Firli jadi tersangka dalam kasus dugaan pemerasan dan gratifikasi terhadap mantan Menteri Pertanian Syahrul Yasin Limpo (SYL), yang dilakukan ketika menjabat sebagai Ketua Komisi Pemberantasan Korupsi (KPK).
Firli disebut menerima uang sebesar Rp 1,3 miliar dari SYL secara bertahap, saat menangani kasus korupsi yang terjadi selama periode 2020-2023. Pemberian uang itu diakui SYL dalam persidangan pada Senin, 24 Juni 2024 di Pengadilan Tipikor Jakarta Pusat.
Namun, kasus itu justru mandek. Polda Metro Jaya, yang kala itu masih berada di bawah kendali Irjen Karyoto sebagai Kapolda, terkesan tarik ulur untuk menyelesaikannya.
"Saya tidak diam, mana Dirreskrimsus? Buka telinga lebar-lebar, catat. Ketika perkara ini belum selesai, ini hutang saya," kelakar Karyoto saat berjanji akan menyelesaikan kasus itu dalam waktu dua bulan, yang disampaikan pada 31 Desember 2024 lalu.
Hingga Karyoto melepas kursi Kapolda Metro Jaya pada 5 Agustus 2025 dan menjadi Kabaharkam Polri menggantikan Komjen Fadil Imran, kasus itu tak kunjung selesai, hanya berjalan di tempat hingga hari ini.
Firli dituduh melanggar Pasal 12 e dan atau Pasal 12 B dan atau Pasal 11 UU Tipikor juncto Pasal 65 KUHP dengan ancaman maksimal hukuman penjara seumur hidup.
Kasak-kusuk Penanganan Perkara
Direktur Eksekutif Studi Demokrasi Rakyat (SDR) Hari Purwanto menyebut kasus yang menyeret Firli lebih kental unsur politisnya dibanding upaya penegakan hukum. Hari mengajak mundur jauh ke belakang, menilik muasal kasus itu.

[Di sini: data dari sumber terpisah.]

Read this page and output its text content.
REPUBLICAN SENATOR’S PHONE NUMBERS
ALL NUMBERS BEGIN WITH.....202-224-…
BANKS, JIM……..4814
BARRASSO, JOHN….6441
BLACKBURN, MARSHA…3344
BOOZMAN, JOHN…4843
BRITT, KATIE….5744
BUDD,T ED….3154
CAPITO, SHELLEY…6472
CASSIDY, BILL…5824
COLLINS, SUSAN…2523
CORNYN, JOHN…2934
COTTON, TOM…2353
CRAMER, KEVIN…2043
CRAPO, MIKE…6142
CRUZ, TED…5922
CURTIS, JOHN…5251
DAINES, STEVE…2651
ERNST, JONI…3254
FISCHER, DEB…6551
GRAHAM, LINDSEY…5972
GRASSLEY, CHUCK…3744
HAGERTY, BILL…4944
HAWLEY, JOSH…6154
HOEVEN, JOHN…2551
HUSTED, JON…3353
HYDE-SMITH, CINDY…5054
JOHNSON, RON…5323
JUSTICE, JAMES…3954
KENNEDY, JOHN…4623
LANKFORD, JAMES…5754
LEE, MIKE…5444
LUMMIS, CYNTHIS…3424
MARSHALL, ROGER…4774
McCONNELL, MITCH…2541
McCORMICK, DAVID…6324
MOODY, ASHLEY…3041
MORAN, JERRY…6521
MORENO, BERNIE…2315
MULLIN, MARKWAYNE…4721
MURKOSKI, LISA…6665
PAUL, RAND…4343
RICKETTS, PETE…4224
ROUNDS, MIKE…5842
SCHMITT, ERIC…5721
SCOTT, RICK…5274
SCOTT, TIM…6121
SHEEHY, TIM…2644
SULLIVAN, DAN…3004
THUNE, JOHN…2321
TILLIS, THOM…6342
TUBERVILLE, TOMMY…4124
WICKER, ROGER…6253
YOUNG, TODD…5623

Berdasarkan catatannya, kasus itu bermula ketika KPK, lembaga yang dinahkodai Firli sedang mengusut kasus dugaan suap pembangunan dan pemeliharaan jalur kereta api di lingkungan Direktorat Jenderal Perkeretaapian (DJKA) Kementerian Perhubungan di wilayah Jawa Tengah (Jateng).

Dalam penyidikannya, terungkap salah seorang pengusaha berinisial S sebagai calo dalam perkara itu. S disebut mendapat komisi Rp 5 miliar. Namun, dalam pemeriksaan lanjutannya, S disebut menerima uang Rp 50 miliar dari kasus tersebut.
Sejumlah uang yang diterima S kemudian dibagikan kepada beberapa pihak, termasuk kepada seseorang yang disebut memiliki ikatan keluarga dengan Joko Widodo (Jokowi), yang sedang menjabat sebagai presiden saat penyidikan dilakukan. Uang itu juga diberikan kepada seorang pejabat tinggi di Kementerian Sekretaris Negara (Kemensesneg) di era Jokowi. Temuan itu dilaporkan Firli ke Jokowi.
"Firli lapor ke Presiden ketika itu (Jokowi) atas musyawarah pimpinan KPK, dengan harapan kasus ditindak lanjuti," kata Hari saat ditemui ThePhrase.id di kawasan Jakarta Selatan beberapa waktu lalu.
Menurut Hari, Jokowi meminta Firli agar tidak menindak keluarganya, tapi cukup sampai sosok S. Namun, lanjut Hari, Firli tetap menyeret keluarga Jokowi itu dalam pusaran kasus suap di wilayah DJKA. "Firli dipandang melawan instruksi RI 1," ucapnya.
Pihak Jokowi kemudian meminta Kapolri, Listyo Sigit Prabowo untuk perintahkan Karyoto menjerat Firli dalam kasus hukum. Menurut Hari, Karyoto dijanjikan kompensasi yang mengarah pada posisi Kabareskrim.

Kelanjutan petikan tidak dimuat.